Towards Impressionism: Landscape Painting from Corot to Monet
May 12 – August 5, 2018
Towards Impressionism traces the development of French landscape painting from the schools of Barbizon and Honfleur up to Impressionism, featuring over forty works from the extraordinary collection of the Musée des Beaux-Arts, Reims. Selections from the Frye Art Museum’s own holdings will be incorporated into the show, making this a unique opportunity to situate masterpieces from the collection within their original context.
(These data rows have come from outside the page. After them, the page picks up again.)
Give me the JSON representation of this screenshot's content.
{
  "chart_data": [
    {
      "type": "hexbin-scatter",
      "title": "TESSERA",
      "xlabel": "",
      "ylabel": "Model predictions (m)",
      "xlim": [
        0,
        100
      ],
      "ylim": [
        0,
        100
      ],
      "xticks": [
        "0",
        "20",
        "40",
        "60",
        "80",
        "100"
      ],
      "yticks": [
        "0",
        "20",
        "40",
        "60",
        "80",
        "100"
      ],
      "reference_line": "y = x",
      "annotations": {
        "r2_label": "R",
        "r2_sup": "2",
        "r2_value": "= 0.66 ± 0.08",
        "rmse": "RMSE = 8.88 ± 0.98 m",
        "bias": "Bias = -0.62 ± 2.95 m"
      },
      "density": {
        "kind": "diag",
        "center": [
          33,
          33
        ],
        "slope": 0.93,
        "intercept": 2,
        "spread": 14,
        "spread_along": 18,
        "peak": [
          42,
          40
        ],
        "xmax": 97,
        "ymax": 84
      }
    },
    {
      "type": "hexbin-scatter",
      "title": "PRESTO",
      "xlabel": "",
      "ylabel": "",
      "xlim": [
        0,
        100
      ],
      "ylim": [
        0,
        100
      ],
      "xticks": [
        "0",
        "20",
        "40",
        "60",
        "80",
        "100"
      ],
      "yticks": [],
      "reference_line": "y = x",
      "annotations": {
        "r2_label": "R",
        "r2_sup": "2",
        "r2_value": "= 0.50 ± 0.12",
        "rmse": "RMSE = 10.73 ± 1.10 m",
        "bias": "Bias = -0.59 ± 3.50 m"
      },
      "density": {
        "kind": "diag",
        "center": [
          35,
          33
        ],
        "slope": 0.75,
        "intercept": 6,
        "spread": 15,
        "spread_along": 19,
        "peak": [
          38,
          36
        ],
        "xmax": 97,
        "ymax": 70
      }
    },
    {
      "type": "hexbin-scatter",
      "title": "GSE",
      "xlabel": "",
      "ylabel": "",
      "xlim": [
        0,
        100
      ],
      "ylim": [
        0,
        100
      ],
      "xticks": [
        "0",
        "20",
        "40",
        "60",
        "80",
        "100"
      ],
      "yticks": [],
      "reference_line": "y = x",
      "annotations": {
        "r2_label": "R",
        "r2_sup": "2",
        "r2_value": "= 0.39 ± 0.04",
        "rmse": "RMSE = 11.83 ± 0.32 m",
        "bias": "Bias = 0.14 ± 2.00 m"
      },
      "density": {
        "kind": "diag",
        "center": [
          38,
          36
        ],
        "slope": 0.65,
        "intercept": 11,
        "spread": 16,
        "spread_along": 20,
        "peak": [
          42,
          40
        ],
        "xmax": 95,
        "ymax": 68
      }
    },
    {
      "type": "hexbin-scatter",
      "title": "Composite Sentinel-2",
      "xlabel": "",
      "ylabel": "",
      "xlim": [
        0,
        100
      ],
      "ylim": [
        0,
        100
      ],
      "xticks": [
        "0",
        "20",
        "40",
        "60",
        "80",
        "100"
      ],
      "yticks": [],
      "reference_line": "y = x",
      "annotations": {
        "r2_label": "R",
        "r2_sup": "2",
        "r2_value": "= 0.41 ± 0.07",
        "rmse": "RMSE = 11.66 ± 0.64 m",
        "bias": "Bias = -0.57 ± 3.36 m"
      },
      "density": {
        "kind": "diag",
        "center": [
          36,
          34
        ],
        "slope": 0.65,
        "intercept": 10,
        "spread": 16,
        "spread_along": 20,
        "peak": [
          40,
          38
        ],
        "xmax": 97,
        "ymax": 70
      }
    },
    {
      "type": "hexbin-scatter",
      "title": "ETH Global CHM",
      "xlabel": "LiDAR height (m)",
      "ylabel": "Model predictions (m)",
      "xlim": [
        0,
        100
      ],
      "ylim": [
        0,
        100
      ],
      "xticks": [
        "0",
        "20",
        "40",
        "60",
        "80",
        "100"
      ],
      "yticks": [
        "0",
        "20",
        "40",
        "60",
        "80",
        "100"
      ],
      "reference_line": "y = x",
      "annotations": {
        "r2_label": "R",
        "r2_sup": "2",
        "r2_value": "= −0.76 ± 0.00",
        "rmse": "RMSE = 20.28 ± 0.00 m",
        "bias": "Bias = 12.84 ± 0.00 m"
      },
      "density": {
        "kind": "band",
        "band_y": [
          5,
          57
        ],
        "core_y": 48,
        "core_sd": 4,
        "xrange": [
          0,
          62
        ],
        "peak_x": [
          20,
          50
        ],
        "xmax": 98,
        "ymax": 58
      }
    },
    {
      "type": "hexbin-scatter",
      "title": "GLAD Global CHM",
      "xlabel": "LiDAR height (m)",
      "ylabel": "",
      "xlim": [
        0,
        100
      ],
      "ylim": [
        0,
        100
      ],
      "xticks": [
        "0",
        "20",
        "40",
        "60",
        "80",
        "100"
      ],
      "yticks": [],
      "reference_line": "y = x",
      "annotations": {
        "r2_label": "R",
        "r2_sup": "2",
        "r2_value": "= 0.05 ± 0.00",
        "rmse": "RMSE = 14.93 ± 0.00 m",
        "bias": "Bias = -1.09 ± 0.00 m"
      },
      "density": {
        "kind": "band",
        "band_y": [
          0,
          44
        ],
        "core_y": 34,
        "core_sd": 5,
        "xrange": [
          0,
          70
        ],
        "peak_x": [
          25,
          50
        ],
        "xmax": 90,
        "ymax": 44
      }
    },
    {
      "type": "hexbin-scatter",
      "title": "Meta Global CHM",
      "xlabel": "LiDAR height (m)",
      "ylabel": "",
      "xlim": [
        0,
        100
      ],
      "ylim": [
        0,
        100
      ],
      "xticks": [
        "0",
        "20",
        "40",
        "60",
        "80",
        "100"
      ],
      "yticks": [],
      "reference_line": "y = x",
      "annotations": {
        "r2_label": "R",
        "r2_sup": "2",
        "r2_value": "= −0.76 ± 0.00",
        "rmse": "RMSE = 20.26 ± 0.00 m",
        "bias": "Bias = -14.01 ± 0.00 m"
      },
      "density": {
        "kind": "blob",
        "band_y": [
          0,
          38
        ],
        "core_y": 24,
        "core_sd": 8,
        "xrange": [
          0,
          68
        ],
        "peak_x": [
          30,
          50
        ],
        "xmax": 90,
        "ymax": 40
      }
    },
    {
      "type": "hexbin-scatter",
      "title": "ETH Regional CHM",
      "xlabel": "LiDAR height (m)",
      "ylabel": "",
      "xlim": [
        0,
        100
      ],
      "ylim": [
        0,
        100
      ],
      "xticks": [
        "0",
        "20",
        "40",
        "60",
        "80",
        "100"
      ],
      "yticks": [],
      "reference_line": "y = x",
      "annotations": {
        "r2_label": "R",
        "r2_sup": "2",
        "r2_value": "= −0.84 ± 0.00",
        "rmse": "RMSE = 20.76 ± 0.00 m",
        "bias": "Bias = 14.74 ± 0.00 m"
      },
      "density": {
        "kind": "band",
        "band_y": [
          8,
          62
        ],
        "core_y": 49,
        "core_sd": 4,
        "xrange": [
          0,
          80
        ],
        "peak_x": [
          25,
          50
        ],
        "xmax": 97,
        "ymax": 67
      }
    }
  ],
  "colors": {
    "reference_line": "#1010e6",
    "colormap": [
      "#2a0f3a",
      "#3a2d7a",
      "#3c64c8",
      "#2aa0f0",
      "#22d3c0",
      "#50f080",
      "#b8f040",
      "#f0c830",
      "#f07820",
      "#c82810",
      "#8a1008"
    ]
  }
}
The Reims museum has one of the world’s foremost collections of landscape paintings by artists associated with the Barbizon colony—artists like Théodore Rousseau, Charles-François Daubigny, Jean-François Millet, and Constant Troyon who gathered in the village of Barbizon between 1830 and 1855 to paint in and around the nearby Forest of Fontainebleau. Fascinated by the mysteries of the forest and rural tradition, the Barbizon artists rejected urban life and the teachings of the French Academy. Where previously landscape had served only as backdrop for allegorical or historical tableaux, the Barbizonists painted landscape for its own sake, working from observation but often infusing their subjects with an emotionality reminiscent of Romanticism.
One of the most significant artists to frequent Fontainebleau, Camille Corot, is a particular focus of the exhibition. Corot’s long life (1796–1875) coincided with the period in which idealized, classically-inflected views of foreign lands like Italy—executed in the artist’s studio and composed according to Academic principles—gave way to native French landscapes painted out-of-doors in direct response to the scenery. Corot also traveled frequently to the Normandy coast, painting in the seaside environs of Honfleur. Later, from about 1850 onwards, a circle of artists would converge in the village around Eugène Boudin, whose preoccupation with light, reflection, and "instantaneity"—most often applied to nautical scenes painted entirely en plein air—would influence the work of visitors like Gustave Courbet and Claude Monet.
Tracing the development of French plein air painting through these seminal figures and their favorite locales, Towards Impressionism witnesses the century-long cultural shift away from the Academy that legitimated landscape as a subject, elevated the subjective experience of the artist, and ultimately gave rise to Modernism.